Enfin, la stratégie prospective de la gendarmerie lui permet d'anticiper au mieux les menaces cyber de demain. La formation cyber de ses personnels est une priorité, d'où la création d'un centre national de formation cyber, implanté à Lille, qui formera les effectifs, accueillera les partenaires et diffusera des contenus sur tout le territoire. Le directeur général de la gendarmerie nationale (DGGN) a souhaité que la moitié des officiers recrutés soient titulaires d'un diplôme d'ingénieur ou équivalent. La gendarmerie compte déjà dans ses rangs 1 200 ingénieurs et 300 docteurs et doctorants dans les domaines de la vitesse de calcul, de l'intelligence artificielle, des réseaux ou encore des nouvelles technologies de chiffrement. Les réservistes cyber opérationnels contribuent également à renforcer la gendarmerie dans des domaines d'expertise de pointe.

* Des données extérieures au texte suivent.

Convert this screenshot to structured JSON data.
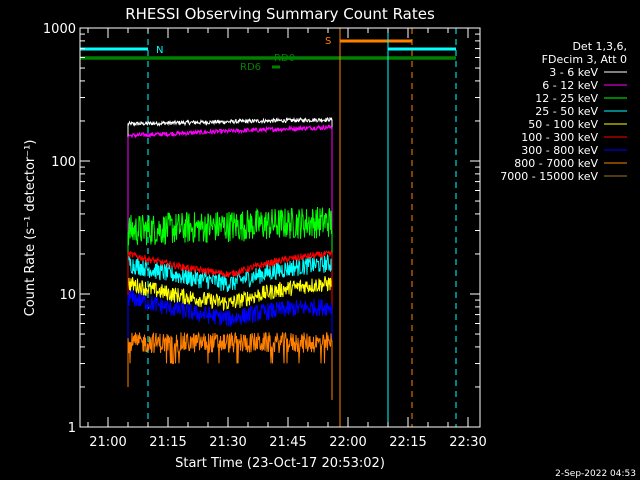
{
  "chart_data": {
    "type": "line",
    "title": "RHESSI Observing Summary Count Rates",
    "xlabel": "Start Time (23-Oct-17 20:53:02)",
    "ylabel": "Count Rate (s⁻¹ detector⁻¹)",
    "yscale": "log",
    "ylim": [
      1,
      1000
    ],
    "xlim_minutes": [
      20.9,
      22.55
    ],
    "x_tick_labels": [
      "21:00",
      "21:15",
      "21:30",
      "21:45",
      "22:00",
      "22:15",
      "22:30"
    ],
    "y_tick_labels": [
      "1",
      "10",
      "100",
      "1000"
    ],
    "legend_header": [
      "Det 1,3,6,",
      "FDecim 3, Att 0"
    ],
    "legend_position": "right",
    "footer": "2-Sep-2022 04:53",
    "flags": {
      "N": {
        "label": "N",
        "color": "#00ffff",
        "intervals": [
          [
            "20:53",
            "21:10"
          ],
          [
            "22:10",
            "22:27"
          ]
        ]
      },
      "S": {
        "label": "S",
        "color": "#ff8000",
        "intervals": [
          [
            "21:58",
            "22:16"
          ]
        ]
      },
      "RD0": {
        "label": "RD0",
        "color": "#008000",
        "intervals": [
          [
            "20:53",
            "22:27"
          ]
        ]
      },
      "RD6": {
        "label": "RD6",
        "color": "#008000",
        "intervals": [
          [
            "21:41",
            "21:43"
          ]
        ]
      }
    },
    "vertical_lines": [
      {
        "time": "20:53",
        "color": "#00ffff",
        "style": "solid"
      },
      {
        "time": "21:10",
        "color": "#00ffff",
        "style": "dashed"
      },
      {
        "time": "21:58",
        "color": "#ff8000",
        "style": "solid"
      },
      {
        "time": "22:10",
        "color": "#00ffff",
        "style": "solid"
      },
      {
        "time": "22:16",
        "color": "#ff8000",
        "style": "dashed"
      },
      {
        "time": "22:27",
        "color": "#00ffff",
        "style": "dashed"
      }
    ],
    "data_interval": [
      "21:05",
      "21:56"
    ],
    "series": [
      {
        "name": "3 - 6 keV",
        "color": "#ffffff",
        "profile": "flat",
        "values": [
          190,
          205
        ],
        "noise": 0.035
      },
      {
        "name": "6 - 12 keV",
        "color": "#ff00ff",
        "profile": "rising",
        "values": [
          155,
          180
        ],
        "noise": 0.04
      },
      {
        "name": "12 - 25 keV",
        "color": "#00ff00",
        "profile": "noisy",
        "values": [
          30,
          35
        ],
        "noise": 0.28
      },
      {
        "name": "25 - 50 keV",
        "color": "#00ffff",
        "profile": "dip",
        "values": [
          17,
          12,
          17
        ],
        "noise": 0.16
      },
      {
        "name": "50 - 100 keV",
        "color": "#ffff00",
        "profile": "dip",
        "values": [
          12,
          8.5,
          12
        ],
        "noise": 0.14
      },
      {
        "name": "100 - 300 keV",
        "color": "#ff0000",
        "profile": "dip",
        "values": [
          20,
          14,
          20
        ],
        "noise": 0.06
      },
      {
        "name": "300 - 800 keV",
        "color": "#0000ff",
        "profile": "dip",
        "values": [
          9.5,
          6.5,
          8
        ],
        "noise": 0.15
      },
      {
        "name": "800 - 7000 keV",
        "color": "#ff8000",
        "profile": "noisy",
        "values": [
          4.3,
          4.3
        ],
        "noise": 0.18
      },
      {
        "name": "7000 - 15000 keV",
        "color": "#a07820",
        "profile": "hidden",
        "values": [],
        "noise": 0
      }
    ]
  }
}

Par ailleurs, l'institution s'est récemment dotée d'outils sécurisés et résilients, dont les applications sont hébergées dans un data center qu'elle maîtrise. La gendarmerie a aussi développé des applications pour faciliter le traitement de données de masse et alléger le travail de ses enquêteurs.

Voilà, en quelques mots, ce que je souhaitais vous dire des capacités cyber de la gendarmerie.

Je voudrais à présent terminer mon propos en rendant hommage à l'ensemble des femmes et des hommes de la gendarmerie qui, quels que soient leur grade, leur lieu d'affectation et leur mission, contribuent, de jour comme de nuit et parfois malheureusement au péril de leur vie, à assurer la sécurité des Français sur la quasi-totalité du territoire national. La semaine dernière encore, un gendarme est décédé dans un accident de la route lors d'une mission d'escorte à Bayonne. Par ailleurs, les gendarmes sont malheureusement de plus en plus victimes d'agressions dans l'exercice de leurs fonctions. L'abnégation des personnels de la gendarmerie nous oblige : il m'importait de le souligner.